India seeks anti-fakes tools to preserve reputation

India's major pharmaceutical manufacturers and Pharmexcil, a trade group representing drug exporters, are performing due diligence on drug anti-counterfeiting and security measures to help stem what appears to be a rising tide of fakes made in China but labeled as made in India. It's a big issue for India, which has struggled with its own reputation as a fakes and substandard drugmaker.

In fact, many drug counterfeiting stories include "China" and "India" in the same sentence, early in the article. And Teva Europe CEO Gerald Van Odijk says he wants regulators to conduct dawn raids on pharma plants in India and China because price analyses show that drugmakers there must be cutting corners.

But India has worked to raise its pharma manufacturing standards--if not ethics--and undo that reputation as it begins to enjoy success with the manufacture and export of legitimate generic drugs. The current project to identify anti-counterfeiting technology--which the government may want to mandate for drugs destined for export, reports SecurePharma--is really a continuation of efforts to clean up its drug-making act on a countrywide basis.
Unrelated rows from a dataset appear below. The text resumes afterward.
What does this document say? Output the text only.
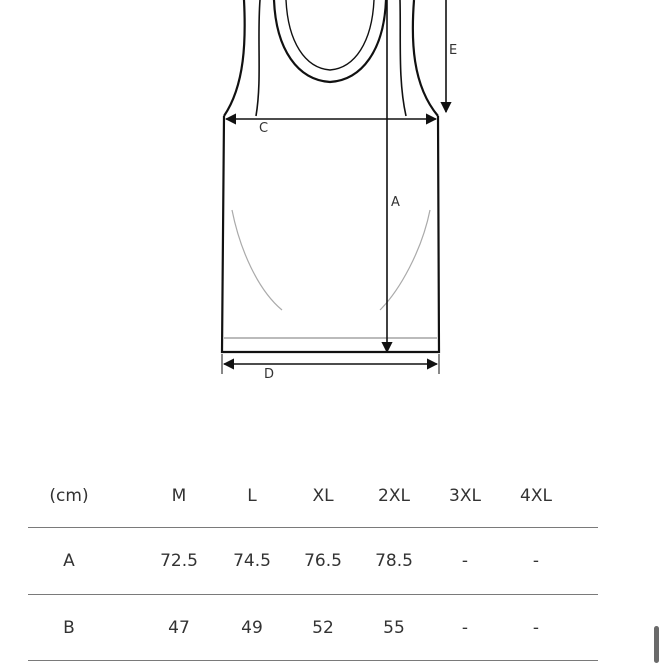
C
A
D
E
(cm)	M	L	XL	2XL	3XL	4XL
A	72.5	74.5	76.5	78.5	-	-
B	47	49	52	55	-	-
The legitimacy of its generics is another sore spot for India. At a World Health Organization meeting in April, India expressed its concerns with use of the terms "counterfeit" and "generic," suggesting that port officials were somehow confusing the two in recent cases of drug shipment seizures at European ports on the basis of intellectual property violations. "The term ‘counterfeit' is more closely aligned with trademark issues rather than the quality, safety and efficacy issues that should drive health officials," India says in a statement.

China, by contrast, may be considered at an earlier stage of its pharma manufacturing reputation rehab. Widespread concerns remain of unchecked counterfeiting and contamination. China waffles between showing commitment to reform and then resistance. An example of the latter is its alleged stonewalling in the FDA's investigation into contaminated heparin [see related story].

But driven by the large and growing market that China represents, some see the country as reformable.  Even Luke Miels, head of Roche's pharmaceuticals unit in the Asia Pacific, says he can see how China may grow into the role of high-quality maker of local generics.